Probably we could come up with a tool that scans all dune files, and replaces libraries according to regexp (optionally public or private names, both in names and references), and add that as additional command to opam build instructions for a package. Not sure if such functionality needs to be supported by dune though.

ghost commented 4 years ago

That seems like a very good fit for dune-file :) I started this library precisely for this purpose: provide a simple way for users to do automatic transformations of dune files. It's not a super robust feature in the sense that the library doesn't know the grammar of dune files and only operates at the raw s-expression level, but it should be good enough for a lot of cases. In particular, this method is good enough to turn the internal jbuild files we use at Jane Street into the dune files that we have in the repositories of https://github.com/janestreet

The parsing side of the library is done, and I'm trying to find some time to add the "edition" part.

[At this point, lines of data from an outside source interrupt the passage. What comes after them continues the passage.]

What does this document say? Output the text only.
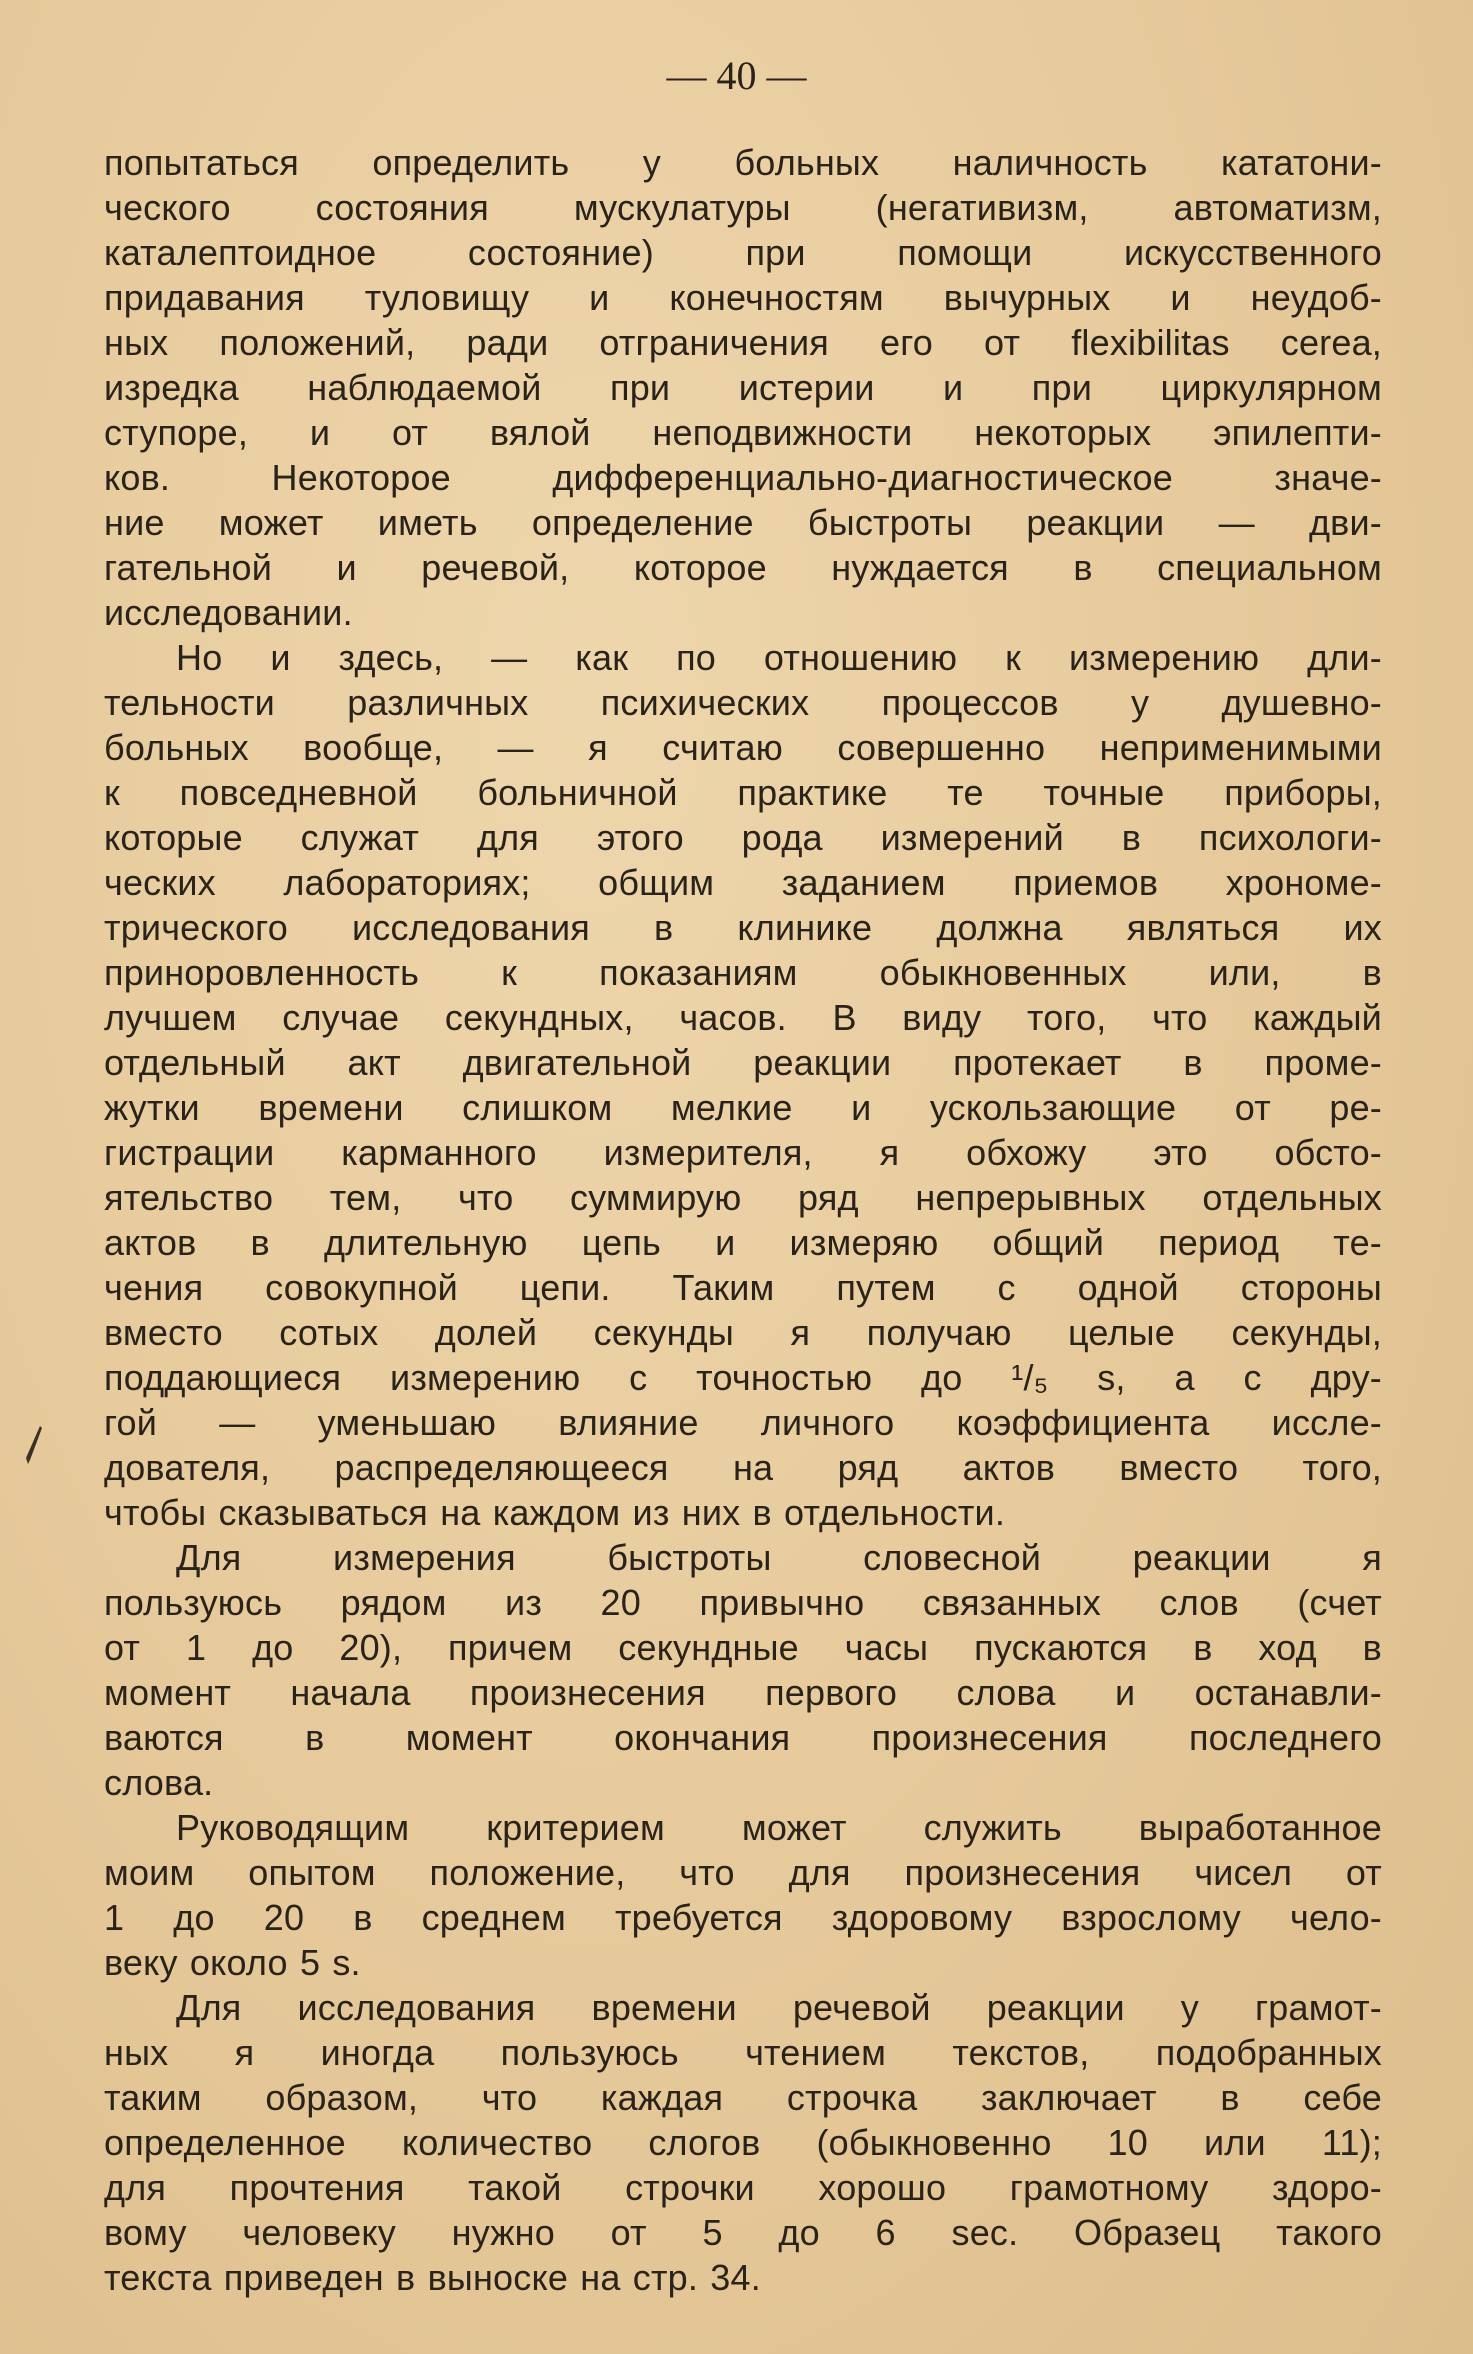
— 40 —
попытаться определить у больных наличность кататони-
ческого состояния мускулатуры (негативизм, автоматизм,
каталептоидное состояние) при помощи искусственного
придавания туловищу и конечностям вычурных и неудоб-
ных положений, ради отграничения его от flexibilitas cerea,
изредка наблюдаемой при истерии и при циркулярном
ступоре, и от вялой неподвижности некоторых эпилепти-
ков. Некоторое дифференциально-диагностическое значе-
ние может иметь определение быстроты реакции — дви-
гательной и речевой, которое нуждается в специальном
исследовании.
Но и здесь, — как по отношению к измерению дли-
тельности различных психических процессов у душевно-
больных вообще, — я считаю совершенно неприменимыми
к повседневной больничной практике те точные приборы,
которые служат для этого рода измерений в психологи-
ческих лабораториях; общим заданием приемов хрономе-
трического исследования в клинике должна являться их
приноровленность к показаниям обыкновенных или, в
лучшем случае секундных, часов. В виду того, что каждый
отдельный акт двигательной реакции протекает в проме-
жутки времени слишком мелкие и ускользающие от ре-
гистрации карманного измерителя, я обхожу это обсто-
ятельство тем, что суммирую ряд непрерывных отдельных
актов в длительную цепь и измеряю общий период те-
чения совокупной цепи. Таким путем с одной стороны
вместо сотых долей секунды я получаю целые секунды,
поддающиеся измерению с точностью до ¹/₅ s, а с дру-
гой — уменьшаю влияние личного коэффициента иссле-
дователя, распределяющееся на ряд актов вместо того,
чтобы сказываться на каждом из них в отдельности.
Для измерения быстроты словесной реакции я
пользуюсь рядом из 20 привычно связанных слов (счет
от 1 до 20), причем секундные часы пускаются в ход в
момент начала произнесения первого слова и останавли-
ваются в момент окончания произнесения последнего
слова.
Руководящим критерием может служить выработанное
моим опытом положение, что для произнесения чисел от
1 до 20 в среднем требуется здоровому взрослому чело-
веку около 5 s.
Для исследования времени речевой реакции у грамот-
ных я иногда пользуюсь чтением текстов, подобранных
таким образом, что каждая строчка заключает в себе
определенное количество слогов (обыкновенно 10 или 11);
для прочтения такой строчки хорошо грамотному здоро-
вому человеку нужно от 5 до 6 sec. Образец такого
текста приведен в выноске на стр. 34.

rgrinberg commented 4 years ago

Probably we could come up with a tool that scans all dune files, and replaces libraries according to regexp (optionally public or private names, both in names and references), and add that as additional command to opam build instructions for a package. Not sure if such functionality needs to be supported by dune though.

I think a much superior user experience can be provided if such a mechanism was provided by dune itself. Note that some references might occur in OCaml sources, so you will need to sed those as well. Much saner and more reliable would be to introduce automatic renaming in dune itself. I think that it could probably live externally if we had proper plugins, but for now, an experimental extension in dune is the best bet.

Lupus commented 4 years ago

Like "dune, please mangle my forked library so that I could use it, but no other package will see it"?

ghost commented 4 years ago

We just had a chat with Rudi. In fact, the code to support this in Dune might be that complicated. I'm still not too keen on the feature itself, but since we have a good mechanism for adding support for experimental features, we might as well just do that and see how it goes.